We're Still Together
(We're Still Together)
Directed by: Jesse Klein / Canada, 2016, 82 min

Chris can’t go on. His classmates bully him, the girls don’t know he’s alive, and his mother doesn’t understand him. Attacked by a gang of boys, he unexpectedly finds an ally in a young stranger and thinks maybe they could take off together. After having completely new experiences Chris finds out that Bobby may be more needy than he thought.

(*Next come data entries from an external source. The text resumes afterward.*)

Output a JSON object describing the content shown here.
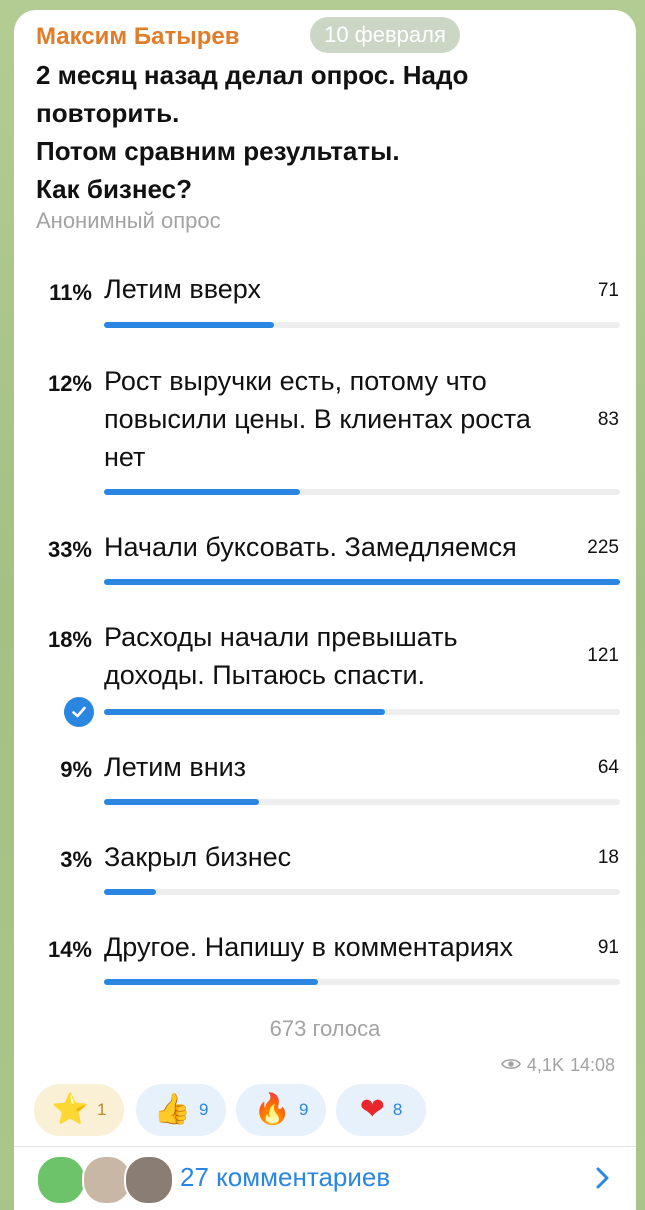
{
  "message": {
    "author": "Максим Батырев",
    "date": "10 февраля",
    "question_lines": [
      "2 месяц назад делал опрос. Надо",
      "повторить.",
      "Потом сравним результаты.",
      "Как бизнес?"
    ],
    "poll_type": "Анонимный опрос"
  },
  "poll": {
    "options": [
      {
        "percent": "11%",
        "lines": [
          "Летим вверх"
        ],
        "votes": "71",
        "fraction": 0.33,
        "selected": false
      },
      {
        "percent": "12%",
        "lines": [
          "Рост выручки есть, потому что",
          "повысили цены. В клиентах роста",
          "нет"
        ],
        "votes": "83",
        "fraction": 0.38,
        "selected": false
      },
      {
        "percent": "33%",
        "lines": [
          "Начали буксовать. Замедляемся"
        ],
        "votes": "225",
        "fraction": 1.0,
        "selected": false
      },
      {
        "percent": "18%",
        "lines": [
          "Расходы начали превышать",
          "доходы. Пытаюсь спасти."
        ],
        "votes": "121",
        "fraction": 0.545,
        "selected": true
      },
      {
        "percent": "9%",
        "lines": [
          "Летим вниз"
        ],
        "votes": "64",
        "fraction": 0.3,
        "selected": false
      },
      {
        "percent": "3%",
        "lines": [
          "Закрыл бизнес"
        ],
        "votes": "18",
        "fraction": 0.1,
        "selected": false
      },
      {
        "percent": "14%",
        "lines": [
          "Другое. Напишу в комментариях"
        ],
        "votes": "91",
        "fraction": 0.415,
        "selected": false
      }
    ],
    "total": "673 голоса"
  },
  "meta": {
    "views": "4,1K",
    "time": "14:08"
  },
  "reactions": [
    {
      "name": "star",
      "emoji": "⭐",
      "count": "1"
    },
    {
      "name": "thumbs-up",
      "emoji": "👍",
      "count": "9"
    },
    {
      "name": "fire",
      "emoji": "🔥",
      "count": "9"
    },
    {
      "name": "heart",
      "emoji": "❤",
      "count": "8"
    }
  ],
  "comments": {
    "label": "27 комментариев"
  },
  "colors": {
    "accent": "#2a86e0",
    "author": "#e07d2a",
    "track": "#eeeeee"
  }
}
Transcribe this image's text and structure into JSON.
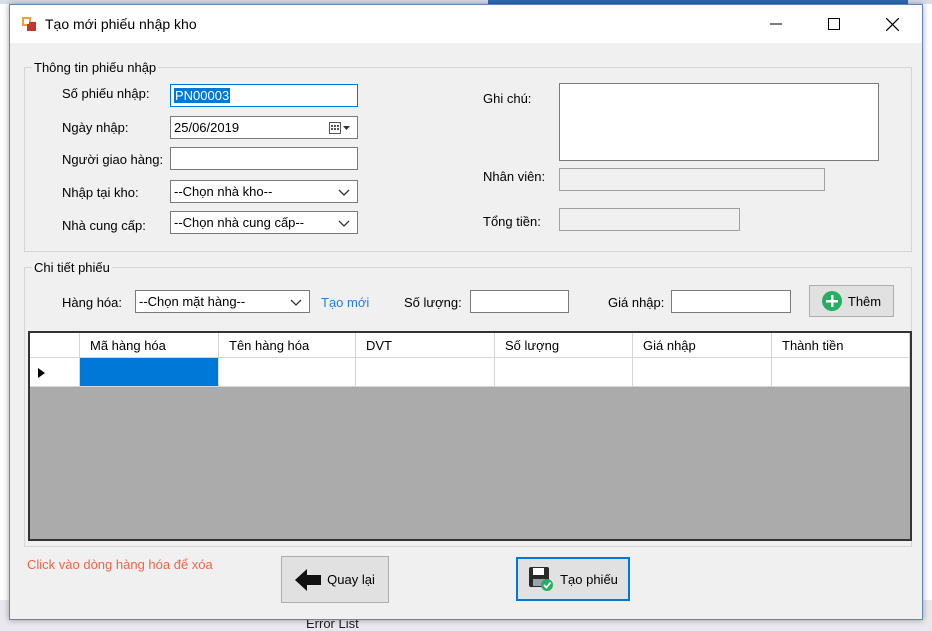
{
  "window": {
    "title": "Tạo mới phiếu nhập kho"
  },
  "background": {
    "bottom_text": "Error List"
  },
  "info_group": {
    "caption": "Thông tin phiếu nhập",
    "so_phieu_label": "Số phiếu nhập:",
    "so_phieu_value": "PN00003",
    "ngay_nhap_label": "Ngày nhập:",
    "ngay_nhap_value": "25/06/2019",
    "nguoi_giao_label": "Người giao hàng:",
    "nguoi_giao_value": "",
    "kho_label": "Nhập tại kho:",
    "kho_value": "--Chọn nhà kho--",
    "ncc_label": "Nhà cung cấp:",
    "ncc_value": "--Chọn nhà cung cấp--",
    "ghi_chu_label": "Ghi chú:",
    "ghi_chu_value": "",
    "nhan_vien_label": "Nhân viên:",
    "nhan_vien_value": "",
    "tong_tien_label": "Tổng tiền:",
    "tong_tien_value": ""
  },
  "detail_group": {
    "caption": "Chi tiết phiếu",
    "hang_hoa_label": "Hàng hóa:",
    "hang_hoa_value": "--Chọn mặt hàng--",
    "tao_moi_link": "Tạo mới",
    "so_luong_label": "Số lượng:",
    "so_luong_value": "",
    "gia_nhap_label": "Giá nhập:",
    "gia_nhap_value": "",
    "them_button": "Thêm"
  },
  "grid": {
    "columns": [
      "Mã hàng hóa",
      "Tên hàng hóa",
      "DVT",
      "Số lượng",
      "Giá nhập",
      "Thành tiền"
    ]
  },
  "footer": {
    "hint": "Click vào dòng hàng hóa để xóa",
    "quay_lai_button": "Quay lại",
    "tao_phieu_button": "Tạo phiếu"
  },
  "colors": {
    "accent": "#0078d7",
    "hint": "#f06548",
    "link": "#1e7fd8",
    "grid_bg": "#ababab",
    "add_icon": "#27ae60"
  },
  "icons": [
    "app-icon",
    "minimize-icon",
    "maximize-icon",
    "close-icon",
    "calendar-icon",
    "chevron-down-icon",
    "add-circle-icon",
    "back-arrow-icon",
    "save-icon",
    "row-selector-icon"
  ]
}
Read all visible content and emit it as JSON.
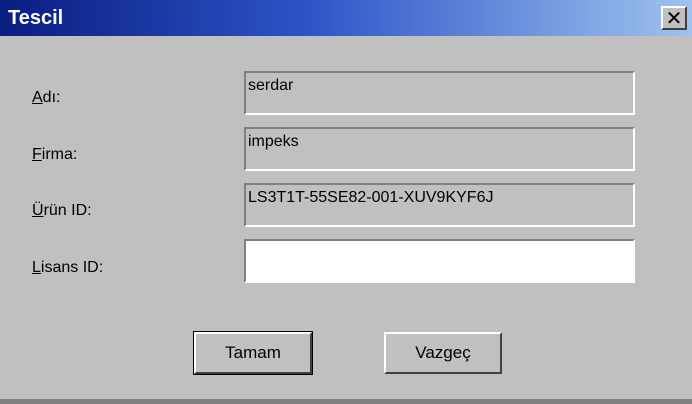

The Wolf from Royal Vineyard Street
(Vlk z Královských Vinohrad)
Directed by: Jan Němec / Czech Republic, Slovak Republic, France, 2016, 68 min

“Our life zips by faster than our recollections of it,” stated Jan Němec (1936–2016), internationally celebrated Czech director. A true original, the hard-headed and hard-nosed rebel adapted his own quasi-autobiographical short stories into his final film to give us a dejected comedy, an unsentimental reminiscence, and a nonchalant settling of scores in punk regalia. Both the movie and its maker defy categorisation.

Zoology
(Zoologiya)
Directed by: Ivan I. Tverdovskiy / Russia, France, Germany, 2016, 87 min

Natasha is a lonely, middle-aged admin employee at the zoo who still lives at home with her mother. One day her life is turned upside down when she discovers she has grown a tail… A realistically structured story into which the director deftly inserts a fantastic motif in a film that speaks of loneliness, otherness, fear, and also of the courage to be different.